Nommé au Théâtre Nanterre-Amandiers en 1982, il y ouvre une école d’acteurs et fait connaître l’auteur Bernard-Marie Koltès de qui il montera plusieurs pièces : Combat de Nègre et de chien, Quai Ouest , Dans la solitude des champs de coton qu’il remontera plusieurs fois et dont il jouera une version. Peu soucieux de se couler dans le moule de l’action culturelle, il achève son mandat à Nanterre en mettant en scène, au Théâtre du Rond-Point, « Retour au désert avec Michel Piccoli et Jacqueline Maillan pour qui la pièce avait été écrite.
Boulimique autant qu’éclectique, Patrice Chéreau s’est vite intéressé à l’opéra et au cinéma. Dès 1969, il signe son premier opéra, avec L’Italienne à Alger de Rossini, mais c’est, en 1976, Le Ring de Wagner avec Pierre Boulez à la baguette qui, en dépit d’un accueil houleux à Bayreuth, le hisse au plus haut de la renommée. Cet été, il venait de triompher une fois encore au Festival d’Aix en Provence avec une magistrale Elektra de Richard Strauss laquelle, du coup, apparaît fait figure d’ œuvre testamentaire.
Au cinéma, ce sera d’abord La Chair de l’orchidée avec Edwige Feuillère, Charlotte Rampling et Simone Signoret avec qui il tourne également Judith Therpauve , puis ce sera L’Homme blessé qui met en scène la drague homosexuelle dans la gare du Nord, Ceux qui m’aiment prendront le train lui vaudra un César.
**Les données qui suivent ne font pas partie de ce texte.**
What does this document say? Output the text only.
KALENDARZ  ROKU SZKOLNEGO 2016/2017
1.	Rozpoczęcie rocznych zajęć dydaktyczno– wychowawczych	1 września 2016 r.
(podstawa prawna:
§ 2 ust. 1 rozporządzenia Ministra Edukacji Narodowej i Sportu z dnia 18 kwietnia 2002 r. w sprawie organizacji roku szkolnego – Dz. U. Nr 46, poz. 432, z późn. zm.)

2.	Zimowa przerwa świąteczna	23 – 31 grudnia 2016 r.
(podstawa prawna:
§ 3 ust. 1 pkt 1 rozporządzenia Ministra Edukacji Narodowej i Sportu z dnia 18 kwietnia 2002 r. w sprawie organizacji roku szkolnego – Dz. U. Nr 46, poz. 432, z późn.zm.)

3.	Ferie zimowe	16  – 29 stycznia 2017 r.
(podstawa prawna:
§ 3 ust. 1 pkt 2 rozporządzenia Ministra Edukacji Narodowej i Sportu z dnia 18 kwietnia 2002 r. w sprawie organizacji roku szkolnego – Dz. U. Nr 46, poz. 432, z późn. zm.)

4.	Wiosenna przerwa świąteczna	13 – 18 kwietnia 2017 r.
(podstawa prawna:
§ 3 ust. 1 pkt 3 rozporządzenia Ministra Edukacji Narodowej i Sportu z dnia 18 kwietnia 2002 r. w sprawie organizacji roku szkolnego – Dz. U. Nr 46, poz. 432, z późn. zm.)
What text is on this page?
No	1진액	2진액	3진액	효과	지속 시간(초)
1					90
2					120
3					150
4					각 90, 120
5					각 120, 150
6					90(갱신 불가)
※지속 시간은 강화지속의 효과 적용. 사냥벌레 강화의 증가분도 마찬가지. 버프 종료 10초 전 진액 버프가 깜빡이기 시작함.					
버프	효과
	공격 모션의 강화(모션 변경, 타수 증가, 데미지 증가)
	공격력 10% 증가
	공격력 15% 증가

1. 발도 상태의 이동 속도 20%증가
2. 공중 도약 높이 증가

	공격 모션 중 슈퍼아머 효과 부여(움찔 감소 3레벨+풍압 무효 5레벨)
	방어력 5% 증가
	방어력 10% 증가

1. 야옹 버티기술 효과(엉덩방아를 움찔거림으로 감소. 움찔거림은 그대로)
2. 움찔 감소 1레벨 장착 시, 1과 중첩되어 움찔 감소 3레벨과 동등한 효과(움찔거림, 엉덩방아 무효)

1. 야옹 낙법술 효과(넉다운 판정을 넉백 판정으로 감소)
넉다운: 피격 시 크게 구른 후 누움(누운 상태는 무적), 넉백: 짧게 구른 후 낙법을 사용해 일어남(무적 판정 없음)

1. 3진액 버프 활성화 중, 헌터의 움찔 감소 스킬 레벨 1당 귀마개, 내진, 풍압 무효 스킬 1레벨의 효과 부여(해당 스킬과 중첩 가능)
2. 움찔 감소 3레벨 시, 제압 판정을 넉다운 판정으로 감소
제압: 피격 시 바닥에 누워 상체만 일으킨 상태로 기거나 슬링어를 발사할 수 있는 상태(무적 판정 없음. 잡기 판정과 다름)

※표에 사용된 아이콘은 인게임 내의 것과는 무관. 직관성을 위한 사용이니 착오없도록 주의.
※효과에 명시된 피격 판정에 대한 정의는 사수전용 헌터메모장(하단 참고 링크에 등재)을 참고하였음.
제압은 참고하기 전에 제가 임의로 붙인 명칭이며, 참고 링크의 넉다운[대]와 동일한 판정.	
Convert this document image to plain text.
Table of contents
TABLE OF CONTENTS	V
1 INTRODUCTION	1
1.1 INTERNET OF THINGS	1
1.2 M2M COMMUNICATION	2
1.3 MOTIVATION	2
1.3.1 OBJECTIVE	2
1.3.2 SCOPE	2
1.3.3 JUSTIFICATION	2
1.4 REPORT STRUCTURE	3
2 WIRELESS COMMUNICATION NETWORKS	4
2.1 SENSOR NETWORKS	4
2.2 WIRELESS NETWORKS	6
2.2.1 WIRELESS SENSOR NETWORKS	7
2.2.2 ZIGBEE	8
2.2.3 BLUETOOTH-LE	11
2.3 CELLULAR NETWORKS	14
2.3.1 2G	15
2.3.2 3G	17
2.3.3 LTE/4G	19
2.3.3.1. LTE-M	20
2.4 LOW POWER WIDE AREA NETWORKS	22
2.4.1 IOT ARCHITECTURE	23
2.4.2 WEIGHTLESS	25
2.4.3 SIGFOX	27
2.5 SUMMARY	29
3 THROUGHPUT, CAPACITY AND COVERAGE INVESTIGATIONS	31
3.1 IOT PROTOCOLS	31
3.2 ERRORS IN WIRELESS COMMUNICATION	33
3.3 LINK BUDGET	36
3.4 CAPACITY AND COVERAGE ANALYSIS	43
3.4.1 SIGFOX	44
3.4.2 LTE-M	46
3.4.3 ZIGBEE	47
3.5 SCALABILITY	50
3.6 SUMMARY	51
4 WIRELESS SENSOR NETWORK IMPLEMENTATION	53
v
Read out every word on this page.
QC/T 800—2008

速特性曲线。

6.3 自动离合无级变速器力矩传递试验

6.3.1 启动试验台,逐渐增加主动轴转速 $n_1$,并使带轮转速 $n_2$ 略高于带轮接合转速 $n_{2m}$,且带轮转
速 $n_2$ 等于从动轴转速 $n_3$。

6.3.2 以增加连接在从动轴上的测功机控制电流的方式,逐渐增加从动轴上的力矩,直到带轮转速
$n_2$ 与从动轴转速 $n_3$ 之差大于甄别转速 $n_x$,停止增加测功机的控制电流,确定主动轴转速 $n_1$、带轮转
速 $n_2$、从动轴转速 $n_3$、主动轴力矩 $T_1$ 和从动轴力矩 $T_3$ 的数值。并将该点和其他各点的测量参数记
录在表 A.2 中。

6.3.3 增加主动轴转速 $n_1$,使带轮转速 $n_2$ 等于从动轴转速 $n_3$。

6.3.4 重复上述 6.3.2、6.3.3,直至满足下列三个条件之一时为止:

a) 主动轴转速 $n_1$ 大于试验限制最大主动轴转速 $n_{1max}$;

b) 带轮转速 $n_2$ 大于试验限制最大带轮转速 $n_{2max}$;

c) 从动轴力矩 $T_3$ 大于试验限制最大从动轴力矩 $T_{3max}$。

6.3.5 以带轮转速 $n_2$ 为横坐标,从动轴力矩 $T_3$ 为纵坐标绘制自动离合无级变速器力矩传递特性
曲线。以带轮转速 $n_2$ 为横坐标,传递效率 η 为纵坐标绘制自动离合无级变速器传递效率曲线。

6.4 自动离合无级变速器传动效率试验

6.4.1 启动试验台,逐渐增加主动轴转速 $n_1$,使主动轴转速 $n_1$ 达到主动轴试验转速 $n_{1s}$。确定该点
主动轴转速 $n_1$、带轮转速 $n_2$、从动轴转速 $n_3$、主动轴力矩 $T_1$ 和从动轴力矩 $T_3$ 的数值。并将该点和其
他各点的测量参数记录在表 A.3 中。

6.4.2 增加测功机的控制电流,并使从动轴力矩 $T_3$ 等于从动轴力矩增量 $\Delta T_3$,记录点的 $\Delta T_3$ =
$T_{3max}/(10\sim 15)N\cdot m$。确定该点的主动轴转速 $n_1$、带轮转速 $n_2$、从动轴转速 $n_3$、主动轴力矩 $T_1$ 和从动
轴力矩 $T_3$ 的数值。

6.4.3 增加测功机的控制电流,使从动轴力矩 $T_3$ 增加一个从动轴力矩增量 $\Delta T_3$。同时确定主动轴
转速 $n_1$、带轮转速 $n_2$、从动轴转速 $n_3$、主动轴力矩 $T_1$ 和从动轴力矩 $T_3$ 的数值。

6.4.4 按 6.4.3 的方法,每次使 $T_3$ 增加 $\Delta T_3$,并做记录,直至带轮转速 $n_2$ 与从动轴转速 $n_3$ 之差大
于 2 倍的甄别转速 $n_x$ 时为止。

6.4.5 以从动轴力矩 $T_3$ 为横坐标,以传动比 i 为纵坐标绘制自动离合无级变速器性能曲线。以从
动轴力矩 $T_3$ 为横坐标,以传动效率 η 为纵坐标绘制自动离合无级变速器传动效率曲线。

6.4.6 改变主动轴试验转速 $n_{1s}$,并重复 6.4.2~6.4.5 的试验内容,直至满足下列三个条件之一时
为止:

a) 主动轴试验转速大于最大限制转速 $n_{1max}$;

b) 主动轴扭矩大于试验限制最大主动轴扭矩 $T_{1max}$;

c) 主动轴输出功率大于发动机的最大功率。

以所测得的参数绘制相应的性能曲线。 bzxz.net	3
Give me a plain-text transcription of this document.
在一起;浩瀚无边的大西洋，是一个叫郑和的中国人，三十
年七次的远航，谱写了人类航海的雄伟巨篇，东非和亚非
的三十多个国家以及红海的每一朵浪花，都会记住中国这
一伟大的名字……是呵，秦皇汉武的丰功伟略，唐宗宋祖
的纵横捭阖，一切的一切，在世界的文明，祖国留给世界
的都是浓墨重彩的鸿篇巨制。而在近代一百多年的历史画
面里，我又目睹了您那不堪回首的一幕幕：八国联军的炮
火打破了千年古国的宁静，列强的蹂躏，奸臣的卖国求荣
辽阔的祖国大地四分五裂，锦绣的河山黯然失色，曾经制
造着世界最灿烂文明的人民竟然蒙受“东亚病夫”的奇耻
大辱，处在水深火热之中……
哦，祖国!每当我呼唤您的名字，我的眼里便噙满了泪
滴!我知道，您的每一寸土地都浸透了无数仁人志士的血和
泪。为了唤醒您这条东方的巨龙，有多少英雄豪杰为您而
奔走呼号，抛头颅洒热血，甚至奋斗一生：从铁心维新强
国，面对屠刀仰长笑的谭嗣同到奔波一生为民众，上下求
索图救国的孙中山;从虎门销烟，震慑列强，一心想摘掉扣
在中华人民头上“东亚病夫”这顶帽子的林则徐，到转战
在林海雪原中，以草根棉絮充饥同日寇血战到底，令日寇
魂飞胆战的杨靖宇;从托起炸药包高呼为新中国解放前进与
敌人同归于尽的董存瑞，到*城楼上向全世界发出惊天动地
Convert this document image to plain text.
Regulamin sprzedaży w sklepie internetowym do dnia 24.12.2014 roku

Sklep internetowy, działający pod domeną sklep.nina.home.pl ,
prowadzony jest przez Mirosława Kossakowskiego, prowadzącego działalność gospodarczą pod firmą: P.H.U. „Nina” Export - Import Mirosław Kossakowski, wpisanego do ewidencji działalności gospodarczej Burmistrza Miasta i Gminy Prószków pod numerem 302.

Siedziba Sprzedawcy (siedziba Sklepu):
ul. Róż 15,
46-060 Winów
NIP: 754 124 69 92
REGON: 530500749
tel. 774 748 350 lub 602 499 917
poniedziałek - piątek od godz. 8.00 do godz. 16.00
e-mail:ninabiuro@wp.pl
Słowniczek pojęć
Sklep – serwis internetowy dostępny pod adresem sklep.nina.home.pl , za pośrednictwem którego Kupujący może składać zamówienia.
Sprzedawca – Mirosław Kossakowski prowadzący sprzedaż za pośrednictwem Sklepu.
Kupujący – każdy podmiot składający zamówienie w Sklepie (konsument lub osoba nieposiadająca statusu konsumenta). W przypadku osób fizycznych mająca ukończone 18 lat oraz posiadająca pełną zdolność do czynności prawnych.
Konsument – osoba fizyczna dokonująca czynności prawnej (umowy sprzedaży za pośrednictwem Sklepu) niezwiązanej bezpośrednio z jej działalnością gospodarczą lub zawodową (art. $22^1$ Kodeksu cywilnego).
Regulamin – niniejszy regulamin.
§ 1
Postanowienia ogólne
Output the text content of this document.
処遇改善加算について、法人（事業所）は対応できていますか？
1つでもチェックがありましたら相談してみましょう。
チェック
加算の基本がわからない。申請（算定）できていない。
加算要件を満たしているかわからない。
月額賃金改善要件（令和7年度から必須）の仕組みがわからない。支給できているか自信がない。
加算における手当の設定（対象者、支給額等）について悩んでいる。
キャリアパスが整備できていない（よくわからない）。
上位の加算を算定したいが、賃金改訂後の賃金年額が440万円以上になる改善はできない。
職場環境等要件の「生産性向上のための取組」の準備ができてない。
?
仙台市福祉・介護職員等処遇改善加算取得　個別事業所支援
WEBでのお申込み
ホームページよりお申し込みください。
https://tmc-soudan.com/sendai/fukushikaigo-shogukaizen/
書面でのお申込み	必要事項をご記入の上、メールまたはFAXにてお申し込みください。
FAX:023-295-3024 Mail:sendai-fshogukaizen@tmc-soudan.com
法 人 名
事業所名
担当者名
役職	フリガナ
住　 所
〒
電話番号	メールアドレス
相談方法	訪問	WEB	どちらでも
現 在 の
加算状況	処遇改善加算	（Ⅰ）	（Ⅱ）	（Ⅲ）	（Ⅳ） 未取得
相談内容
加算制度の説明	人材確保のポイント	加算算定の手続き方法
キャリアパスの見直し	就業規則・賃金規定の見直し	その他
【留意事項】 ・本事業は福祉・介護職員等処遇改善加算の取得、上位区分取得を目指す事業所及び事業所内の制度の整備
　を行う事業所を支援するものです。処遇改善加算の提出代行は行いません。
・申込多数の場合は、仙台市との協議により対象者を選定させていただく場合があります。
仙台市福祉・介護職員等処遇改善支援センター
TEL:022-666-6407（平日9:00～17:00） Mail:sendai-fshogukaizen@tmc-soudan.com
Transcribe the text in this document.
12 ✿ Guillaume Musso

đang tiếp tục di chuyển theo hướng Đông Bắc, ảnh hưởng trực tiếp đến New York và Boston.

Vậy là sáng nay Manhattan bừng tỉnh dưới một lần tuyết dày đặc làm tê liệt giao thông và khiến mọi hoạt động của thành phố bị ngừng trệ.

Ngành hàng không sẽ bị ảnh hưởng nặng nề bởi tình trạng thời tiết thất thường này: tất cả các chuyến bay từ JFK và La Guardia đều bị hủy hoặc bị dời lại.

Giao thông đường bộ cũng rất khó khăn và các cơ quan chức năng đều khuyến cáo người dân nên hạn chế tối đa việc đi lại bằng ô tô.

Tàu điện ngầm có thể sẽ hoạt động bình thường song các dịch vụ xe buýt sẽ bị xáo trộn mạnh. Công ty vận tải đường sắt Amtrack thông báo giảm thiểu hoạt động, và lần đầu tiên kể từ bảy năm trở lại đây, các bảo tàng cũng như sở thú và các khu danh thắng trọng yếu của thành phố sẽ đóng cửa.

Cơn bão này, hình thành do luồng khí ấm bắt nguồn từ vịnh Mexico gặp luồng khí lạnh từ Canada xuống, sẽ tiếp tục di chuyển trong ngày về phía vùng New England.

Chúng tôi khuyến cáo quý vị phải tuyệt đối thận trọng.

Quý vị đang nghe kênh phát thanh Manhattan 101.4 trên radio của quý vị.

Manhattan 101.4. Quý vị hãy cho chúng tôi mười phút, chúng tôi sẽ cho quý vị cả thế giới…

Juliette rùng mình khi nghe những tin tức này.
Après un assez long détour par le cinéma, marqué par une flamboyante, fébrile et sanglante Reine Margot avec Isabelle Adjani, Patrice Chéreau était revenu au théâtre avec notamment Phèdre avec Dominique Blanc, et plus récemment en 2010, Rêve d’automne de Jon Fosse, une histoire d’amour où, dans un cimetière, se croisent les vivants et les morts.
Si toute disparition est un crève-cœur, celle de Patrice Chéreau est d’autant plus douloureuse qu’il n’avait pas achevé son œuvre, et c’est tout le monde de la création qui est orphelin et pleure aujourd’hui un artiste dont le nom s’écrit en majuscule dans l’histoire du théâtre.